Using distance correlation and SS-ANOVA to assess associations of familial relationships, lifestyle factors, diseases, and mortality.

PubMed ID: 23175793

Author(s): Kong J, Klein BE, Klein R, Lee KE, Wahba G. Using distance correlation and SS-ANOVA to assess associations of familial relationships, lifestyle factors, diseases, and mortality. Proc Natl Acad Sci U S A. 2012 Dec 11;109(50):20352-7. doi: 10.1073/pnas.1217269109. Epub 2012 Nov 21. Erratum in: Proc Natl Acad Sci U S A. 2013 Aug 13;110(33):13691. PMID 23175793

Journal: Proceedings Of The National Academy Of Sciences Of The United States Of America, Volume 109, Issue 50, Dec 2012

We present a method for examining mortality as it is seen to run in families, and lifestyle factors that are also seen to run in families, in a subpopulation of the Beaver Dam Eye Study. We observe that pairwise distance between death age in related persons is on average less than pairwise distance in death age between random pairs of unrelated persons. Our goal is to examine the hypothesis that pairwise differences in lifestyle factors correlate with the observed pairwise differences in death age that run in families. Szekely and Rizzo [Szekely GJ, Rizzo ML (2009) Ann Appl Stat 3(4): 1236-1265] have recently developed a method called distance correlation, which is suitable for this task with some enhancements. We build a Smoothing Spline ANOVA (SS-ANOVA) model for predicting death age based on four major lifestyle factors generally known to be related to mortality and four major diseases contributing to mortality, to develop a lifestyle mortality risk vector and a disease mortality risk vector. We then examine to what extent pairwise differences in these scores correlate with pairwise differences in mortality as they occur between family members and between unrelated persons.
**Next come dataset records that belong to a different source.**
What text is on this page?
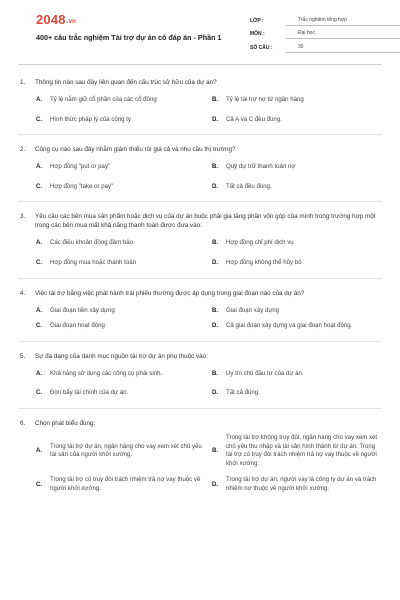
2048.vn
400+ câu trắc nghiệm Tài trợ dự án có đáp án - Phần 1
LỚP :	Trắc nghiệm tổng hợp
MÔN :	Đại học
SỐ CÂU :	30
1.	Thông tin nào sau đây liên quan đến cấu trúc sở hữu của dự án?
A.	Tỷ lệ nắm giữ cổ phần của các cổ đông	B.	Tỷ lệ tài trợ nợ từ ngân hàng
C.	Hình thức pháp lý của công ty	D.	Cả A và C đều đúng.
2.	Công cụ nào sau đây nhằm giảm thiểu rủi giá cả và nhu cầu thị trường?
A.	Hợp đồng "put or pay"	B.	Quỹ dự trữ thanh toán nợ
C.	Hợp đồng "take or pay"	D.	Tất cả đều đúng.
3.	Yêu cầu các bên mua sản phẩm hoặc dịch vụ của dự án buộc phải gia tăng phần vốn góp của mình trong trường hợp một trong các bên mua mất khả năng thanh toán được đưa vào:
A.	Các điều khoản đồng đảm bảo	B.	Hợp đồng chỉ phí dịch vụ
C.	Hợp đồng mua hoặc thanh toán	D.	Hợp đồng không thể hủy bỏ
4.	Việc tài trợ bằng việc phát hành trái phiếu thường được áp dụng trong giai đoạn nào của dự án?
A.	Giai đoạn tiền xây dựng	B.	Giai đoạn xây dựng
C.	Giai đoạn hoạt động	D.	Cả giai đoạn xây dựng và giai đoạn hoạt động.
5.	Sự đa dạng của danh mục nguồn tài trợ dự án phụ thuộc vào:
A.	Khả năng sử dụng các công cụ phái sinh.	B.	Uy tín chủ đầu tư của dự án.
C.	Đòn bẩy tài chính của dự án.	D.	Tất cả đúng.
6.	Chọn phát biểu đúng:
A.
Trong tài trợ dự án, ngân hàng cho vay xem xét chủ yếu tài sản của người khởi xướng.
B.
Trong tài trợ không truy đòi, ngân hàng cho vay xem xét chủ yếu thu nhập và tài sản hình thành từ dự án. Trong tài trợ có truy đòi trách nhiệm trả nợ vay thuộc về người khởi xướng.
C.
Trong tài trợ có truy đòi trách nhiệm trả nợ vay thuộc về người khởi xướng.
D.
Trong tài trợ dự án, người vay là công ty dự án và trách nhiệm nợ thuộc về người khởi xướng.
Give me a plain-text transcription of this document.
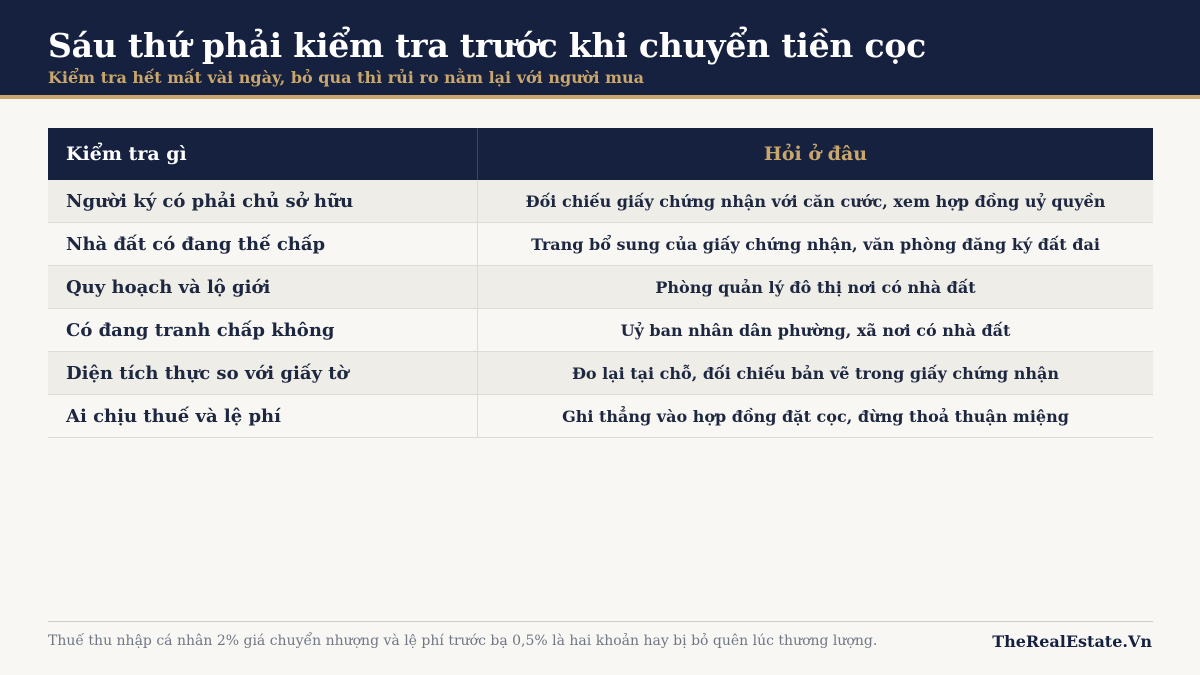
Sáu thứ phải kiểm tra trước khi chuyển tiền cọc
Kiểm tra hết mất vài ngày, bỏ qua thì rủi ro nằm lại với người mua
Kiểm tra gì	Hỏi ở đâu
Người ký có phải chủ sở hữu	Đối chiếu giấy chứng nhận với căn cước, xem hợp đồng uỷ quyền
Nhà đất có đang thế chấp	Trang bổ sung của giấy chứng nhận, văn phòng đăng ký đất đai
Quy hoạch và lộ giới	Phòng quản lý đô thị nơi có nhà đất
Có đang tranh chấp không	Uỷ ban nhân dân phường, xã nơi có nhà đất
Diện tích thực so với giấy tờ	Đo lại tại chỗ, đối chiếu bản vẽ trong giấy chứng nhận
Ai chịu thuế và lệ phí	Ghi thẳng vào hợp đồng đặt cọc, đừng thoả thuận miệng
Thuế thu nhập cá nhân 2% giá chuyển nhượng và lệ phí trước bạ 0,5% là hai khoản hay bị bỏ quên lúc thương lượng.	TheRealEstate.Vn
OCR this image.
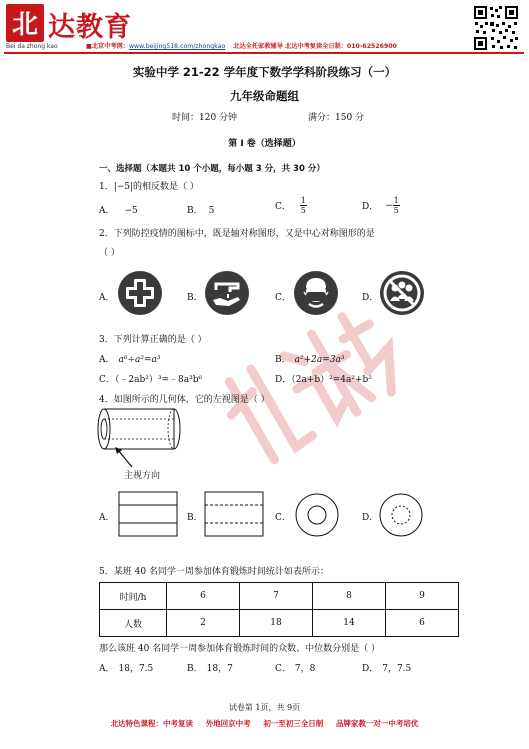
北 达教育
Bei da zhong kao	■北京中考网：www.beijing518.com/zhongkao 北达全托家教辅导 北达中考复读全日制：010-62526900
实验中学 21-22 学年度下数学学科阶段练习（一）
九年级命题组
时间：120 分钟	满分：150 分
第 I 卷（选择题）
一、选择题（本题共 10 个小题，每小题 3 分，共 30 分）
1．|−5|的相反数是（ ）
A． −5	B． 5	C． $\frac{1}{5}$	D． − $\frac{1}{5}$
2．下列防控疫情的图标中，既是轴对称图形，又是中心对称图形的是
（ ）
A．	B．	C．	D．
3．下列计算正确的是（ ）
A． a⁶÷a²=a³	B． a²+2a=3a³
C．（﹣2ab²）³=﹣8a³b⁶	D．（2a+b）²=4a²+b²
4．如图所示的几何体，它的左视图是（ ）
主视方向
A．	B．	C．	D．
5．某班 40 名同学一周参加体育锻炼时间统计如表所示：
时间/h	6	7	8	9
人数	2	18	14	6
那么该班 40 名同学一周参加体育锻炼时间的众数、中位数分别是（ ）
A． 18，7.5	B． 18，7	C． 7，8	D． 7，7.5
试卷第 1页，共 9页
北达特色课程：中考复读 外地回京中考 初一至初三全日制 品牌家教一对一中考培优
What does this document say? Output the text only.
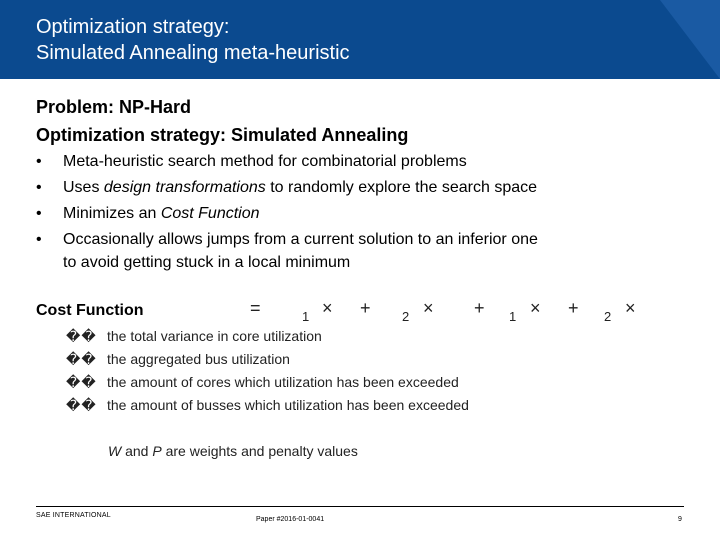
Optimization strategy:
Simulated Annealing meta-heuristic
Problem: NP-Hard
Optimization strategy: Simulated Annealing
• Meta-heuristic search method for combinatorial problems
• Uses design transformations to randomly explore the search space
• Minimizes an Cost Function
• Occasionally allows jumps from a current solution to an inferior one
to avoid getting stuck in a local minimum
Cost Function	=	1 × + 2 × + 1 × + 2 ×
�� the total variance in core utilization
�� the aggregated bus utilization
�� the amount of cores which utilization has been exceeded
�� the amount of busses which utilization has been exceeded
W and P are weights and penalty values
SAE INTERNATIONAL
Paper #2016-01-0041	9
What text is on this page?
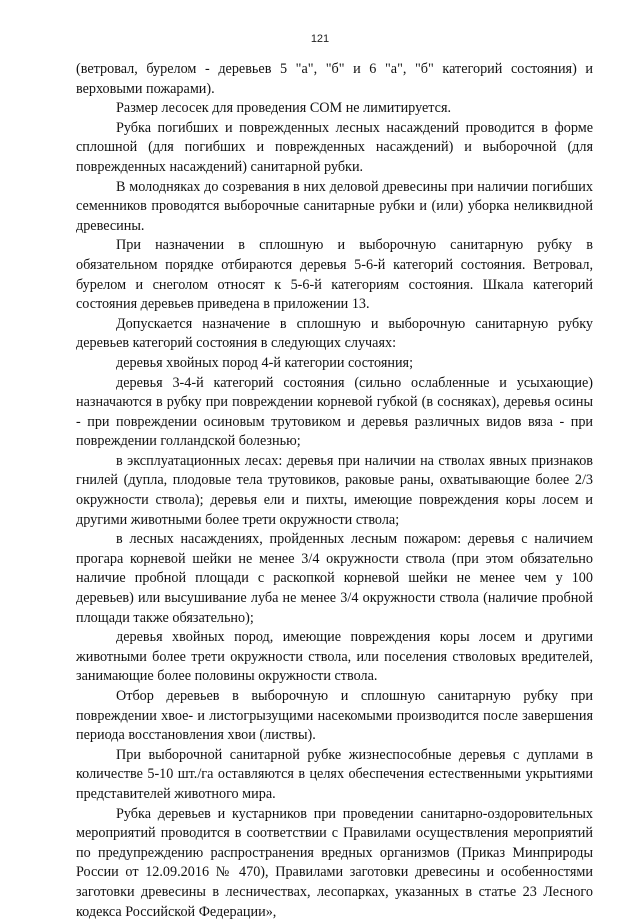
121

(ветровал, бурелом - деревьев 5 "а", "б" и 6 "а", "б" категорий состояния) и верховыми пожарами).

Размер лесосек для проведения СОМ не лимитируется.

Рубка погибших и поврежденных лесных насаждений проводится в форме сплошной (для погибших и поврежденных насаждений) и выборочной (для поврежденных насаждений) санитарной рубки.

В молодняках до созревания в них деловой древесины при наличии погибших семенников проводятся выборочные санитарные рубки и (или) уборка неликвидной древесины.

При назначении в сплошную и выборочную санитарную рубку в обязательном порядке отбираются деревья 5-6-й категорий состояния. Ветровал, бурелом и снеголом относят к 5-6-й категориям состояния. Шкала категорий состояния деревьев приведена в приложении 13.

Допускается назначение в сплошную и выборочную санитарную рубку деревьев категорий состояния в следующих случаях:

деревья хвойных пород 4-й категории состояния;

деревья 3-4-й категорий состояния (сильно ослабленные и усыхающие) назначаются в рубку при повреждении корневой губкой (в сосняках), деревья осины - при повреждении осиновым трутовиком и деревья различных видов вяза - при повреждении голландской болезнью;

в эксплуатационных лесах: деревья при наличии на стволах явных признаков гнилей (дупла, плодовые тела трутовиков, раковые раны, охватывающие более 2/3 окружности ствола); деревья ели и пихты, имеющие повреждения коры лосем и другими животными более трети окружности ствола;

в лесных насаждениях, пройденных лесным пожаром: деревья с наличием прогара корневой шейки не менее 3/4 окружности ствола (при этом обязательно наличие пробной площади с раскопкой корневой шейки не менее чем у 100 деревьев) или высушивание луба не менее 3/4 окружности ствола (наличие пробной площади также обязательно);

деревья хвойных пород, имеющие повреждения коры лосем и другими животными более трети окружности ствола, или поселения стволовых вредителей, занимающие более половины окружности ствола.

Отбор деревьев в выборочную и сплошную санитарную рубку при повреждении хвое- и листогрызущими насекомыми производится после завершения периода восстановления хвои (листвы).

При выборочной санитарной рубке жизнеспособные деревья с дуплами в количестве 5-10 шт./га оставляются в целях обеспечения естественными укрытиями представителей животного мира.

Рубка деревьев и кустарников при проведении санитарно-оздоровительных мероприятий проводится в соответствии с Правилами осуществления мероприятий по предупреждению распространения вредных организмов (Приказ Минприроды России от 12.09.2016 № 470), Правилами заготовки древесины и особенностями заготовки древесины в лесничествах, лесопарках, указанных в статье 23 Лесного кодекса Российской Федерации»,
We find significant distance correlations between death ages, lifestyle factors, and family relationships. Considering only sib pairs compared with unrelated persons, distance correlation between siblings and mortality is, not surprisingly, stronger than that between more distantly related family members and mortality. The methodological approach here adapts to exploring relationships between multiple clusters of variables with observable (real-valued) attributes, and other factors for which only possibly nonmetric pairwise dissimilarities are observed.